However, HUMAN emotion is not, as far as we know, a prerequisite for self-awareness. This also does not take into account the fact that a computer could evolve at a rate many thousands of times that of which happens in nature, experiments in self-modifying "evolving" programs (ones that can actually reprogram themselves) are being done at several universities already.

At this accelerated rate of evolution it might be possible for the AI to develop it's own idea of "emotion" that would be very different from the human sense of the word. Humans often operate under the assumption that their way of seeing the world is the only way, since we have nothing to compare it too. 

It is more likely that communication with an AI would be more like a conversation with an alien than a mechanical mirror of our own views.

I personally think that the Philisophical Zombie is an impossiblity. If the thing gives all the reactions of a self-aware entity then in my mind no other criteria need to be met. What other criteria or test could there be? Some would want to talk about a "soul" but there's really never been any evidence for that.


----------



## ADangerousIdea (Aug 8, 2005)

Man, I got on a roll with that post. Didn't realize how much I was typing Excuse my rambling.


----------



## cyborg_cinema (Aug 18, 2005)

ADangerousIdea said:
			
		

> ...respond to anything in the exact same way that a human would but with one crucial difference: the entity has no awareness...

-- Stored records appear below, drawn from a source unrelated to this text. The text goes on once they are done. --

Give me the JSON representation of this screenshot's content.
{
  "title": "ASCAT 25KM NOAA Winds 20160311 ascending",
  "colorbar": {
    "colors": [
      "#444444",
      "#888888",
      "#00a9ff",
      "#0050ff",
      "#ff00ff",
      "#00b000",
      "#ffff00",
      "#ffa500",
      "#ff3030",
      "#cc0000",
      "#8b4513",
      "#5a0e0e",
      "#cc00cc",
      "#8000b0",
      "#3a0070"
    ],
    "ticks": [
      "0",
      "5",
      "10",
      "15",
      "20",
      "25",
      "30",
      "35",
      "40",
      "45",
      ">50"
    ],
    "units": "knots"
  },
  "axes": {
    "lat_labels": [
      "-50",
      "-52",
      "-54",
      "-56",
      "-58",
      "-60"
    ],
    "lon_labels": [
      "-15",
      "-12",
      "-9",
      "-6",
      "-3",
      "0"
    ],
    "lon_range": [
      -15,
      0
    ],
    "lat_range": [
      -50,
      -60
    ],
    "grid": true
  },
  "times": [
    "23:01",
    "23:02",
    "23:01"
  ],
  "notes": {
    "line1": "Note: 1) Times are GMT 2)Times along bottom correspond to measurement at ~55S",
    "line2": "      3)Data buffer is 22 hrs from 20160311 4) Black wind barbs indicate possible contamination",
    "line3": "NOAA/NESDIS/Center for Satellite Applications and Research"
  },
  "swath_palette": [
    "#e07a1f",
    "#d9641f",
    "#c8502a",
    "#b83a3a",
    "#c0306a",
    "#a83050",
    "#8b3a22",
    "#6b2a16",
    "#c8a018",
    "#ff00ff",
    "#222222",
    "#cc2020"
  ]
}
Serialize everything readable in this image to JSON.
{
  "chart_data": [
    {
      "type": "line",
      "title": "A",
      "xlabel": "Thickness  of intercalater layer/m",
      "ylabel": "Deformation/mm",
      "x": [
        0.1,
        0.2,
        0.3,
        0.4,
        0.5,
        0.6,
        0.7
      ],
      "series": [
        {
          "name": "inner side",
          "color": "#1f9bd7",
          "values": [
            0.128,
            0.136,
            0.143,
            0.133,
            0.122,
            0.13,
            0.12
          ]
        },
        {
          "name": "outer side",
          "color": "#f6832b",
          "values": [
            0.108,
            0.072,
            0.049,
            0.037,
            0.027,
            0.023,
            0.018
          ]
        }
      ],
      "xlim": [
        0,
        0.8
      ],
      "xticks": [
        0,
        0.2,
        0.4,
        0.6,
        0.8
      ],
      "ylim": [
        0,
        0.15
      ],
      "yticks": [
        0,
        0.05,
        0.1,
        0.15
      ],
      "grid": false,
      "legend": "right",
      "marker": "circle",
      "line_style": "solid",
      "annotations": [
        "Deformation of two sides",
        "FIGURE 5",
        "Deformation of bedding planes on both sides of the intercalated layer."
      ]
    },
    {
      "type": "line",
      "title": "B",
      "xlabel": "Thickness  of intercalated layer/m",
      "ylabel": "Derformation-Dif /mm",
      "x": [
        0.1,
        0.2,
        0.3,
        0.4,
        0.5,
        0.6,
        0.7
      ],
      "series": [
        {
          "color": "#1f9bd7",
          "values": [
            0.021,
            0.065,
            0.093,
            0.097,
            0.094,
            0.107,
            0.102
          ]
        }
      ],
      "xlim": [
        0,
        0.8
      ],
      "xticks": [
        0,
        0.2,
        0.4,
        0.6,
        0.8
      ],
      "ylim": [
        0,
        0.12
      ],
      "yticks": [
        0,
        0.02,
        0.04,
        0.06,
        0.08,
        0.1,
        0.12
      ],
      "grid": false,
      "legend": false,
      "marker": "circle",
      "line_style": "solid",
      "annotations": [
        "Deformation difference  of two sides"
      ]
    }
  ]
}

...if one requires a robotic entity to respond without awareness, then one would need to program in a particular response for a particular stimulus, or program random responses, etc. I think HAL 9000 is a fair example of how much hardware AI would need in order to "think" like a human. Along with the potential for paranoia.


----------



## otistdog (Sep 21, 2005)

Isn't this basically one of those logic paradox kind of questions? Asserting the existence of a being that responds "exactly like a human" but is not self-aware is like asserting the existence of a rock so big even God couldn't lift it, or the truth of statement "This sentence is false". Humans are (presumed to be) self-aware. To respond "like a human" therefore requires self-awareness.

Also, "exactly like a human" is a little less precise than you might want in your thought experiment. Six billion humans will have six billion different reactions to having a gun pointed to their head, even though large numbers of those responses can be grouped together (e.g. pleading for mercy, insulting the gun wielder, attacking the gun wielder, running for it, passing out, etc.).

John Searle is a big proponent of the "there's something special about humans" hypothesis, but he has yet to even speculate on what that something might be. (As a philosopher and not a scientist, this is acceptable, I guess.) It can't be just the observable reaction -- the constraints of the problem imply that the philosophical zombie would pass a Turing test.

It's been established in psychology research that neural activity generate conscious perceptions only when it occurs in certain parts of the brain -- is the proposed X factor for consciousness some detail of neural biochemistry that only some neurons have? Is it a topographical feature of the connection of that neuron to others? Incidental quantum information processing in the microtubule structures (a la Roger Penrose)? Nobody has much of a clue.

What this problem ultimately does is expose how limited our understanding of consciousness is. I'll tell you one thing: The idea that animals don't have sensations and feelings like we do is just as hard to rationalize scientifically as the idea that everyone besides you is a philosophical zombie.

--Otis


----------